Exploration of various characteristics of 3D protein structures through querying relational databases storing the structures can be challenging due to the necessity to conform to a particular database schema. However, this also brings several advantages, like the ability to perform extensive database searches with declarative SQL language, protect data against hardware damages through regular backup mechanisms, and secure data against unauthorized access.
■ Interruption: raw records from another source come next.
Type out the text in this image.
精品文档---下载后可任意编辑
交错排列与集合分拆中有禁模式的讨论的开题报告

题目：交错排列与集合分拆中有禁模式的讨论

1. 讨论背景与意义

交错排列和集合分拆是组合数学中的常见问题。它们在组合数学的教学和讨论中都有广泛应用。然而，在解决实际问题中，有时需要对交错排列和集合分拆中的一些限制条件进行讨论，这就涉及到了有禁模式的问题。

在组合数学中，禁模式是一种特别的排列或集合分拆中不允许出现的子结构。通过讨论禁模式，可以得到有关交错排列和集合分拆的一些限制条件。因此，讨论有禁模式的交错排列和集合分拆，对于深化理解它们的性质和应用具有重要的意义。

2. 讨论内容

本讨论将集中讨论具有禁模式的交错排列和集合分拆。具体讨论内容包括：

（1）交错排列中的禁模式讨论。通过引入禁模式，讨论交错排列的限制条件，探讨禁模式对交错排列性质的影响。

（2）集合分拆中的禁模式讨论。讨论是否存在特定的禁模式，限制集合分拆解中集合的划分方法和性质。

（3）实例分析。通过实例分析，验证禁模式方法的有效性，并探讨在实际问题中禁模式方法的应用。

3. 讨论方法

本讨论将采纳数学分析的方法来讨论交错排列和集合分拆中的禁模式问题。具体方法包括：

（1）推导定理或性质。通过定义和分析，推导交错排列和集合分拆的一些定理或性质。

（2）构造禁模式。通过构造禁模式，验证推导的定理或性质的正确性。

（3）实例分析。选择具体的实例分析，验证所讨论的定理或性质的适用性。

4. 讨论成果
Since relational databases do not provide exploration methods specific for protein data and its biological semantics, like searches on the basis of protein structural patterns, the use of relational databases in this domain is still rare and requires the development of dedicated methods to increase the speed of data exploration techniques. In this paper, we show a novel data partitioning scheme for distributing data across database clusters that can be used for performing sophisticated explorations of 3D protein structures. The data partitioning scheme relies on protein construction, which requires data preprocessing but results in shorter exploration times through querying federated databases. We solve the problem of finding proteins in Oracle relational database on the basis of the similarity of 3D protein structures with the use of distributed PAR-P3D-SQL queries. Since 3D protein structure similarity searching is one of the most time-consuming exploration processes that can be performed for protein data, we make use of a distributed environment of Oracle federated databases, distributed query processing, and dedicated load balancing methods to accelerate the exploration. Results of performed tests confirm that we are able to significantly increase the speed of the exploration process, proportionally to the number of database nodes in the federated environment.
通过查询存储结构的关系型数据库来探索各种 3D 蛋白质结构的特性可能具有挑战性,因为这需要符合特定的数据库模式。然而,这也带来了一些优势,例如能够使用声明式 SQL 语言进行广泛的数据库搜索、通过定期备份机制保护数据免受硬件损坏以及保护数据免受未经授权的访问。由于关系型数据库没有提供针对蛋白质数据及其生物语义的特定探索方法,例如基于蛋白质结构模式的搜索,因此在该领域中使用关系型数据库仍然很少见,需要开发专门的方法来提高数据探索技术的速度。在本文中,我们展示了一种新颖的数据分区方案,用于在数据库集群之间分配数据,可用于对 3D 蛋白质结构进行复杂的探索。该数据分区方案依赖于蛋白质构建,这需要数据预处理,但通过查询联邦数据库可以缩短探索时间。我们使用分布式 PAR-P3D-SQL 查询基于 3D 蛋白质结构的相似性在 Oracle 关系型数据库中查找蛋白质。由于 3D 蛋白质结构相似性搜索是可以对蛋白质数据执行的最耗时的探索过程之一,因此我们利用 Oracle 联邦数据库的分布式环境、分布式查询处理和专用的负载平衡方法来加速探索。执行测试的结果证实,我们能够显著提高探索过程的速度,与联邦环境中的数据库节点数量成正比。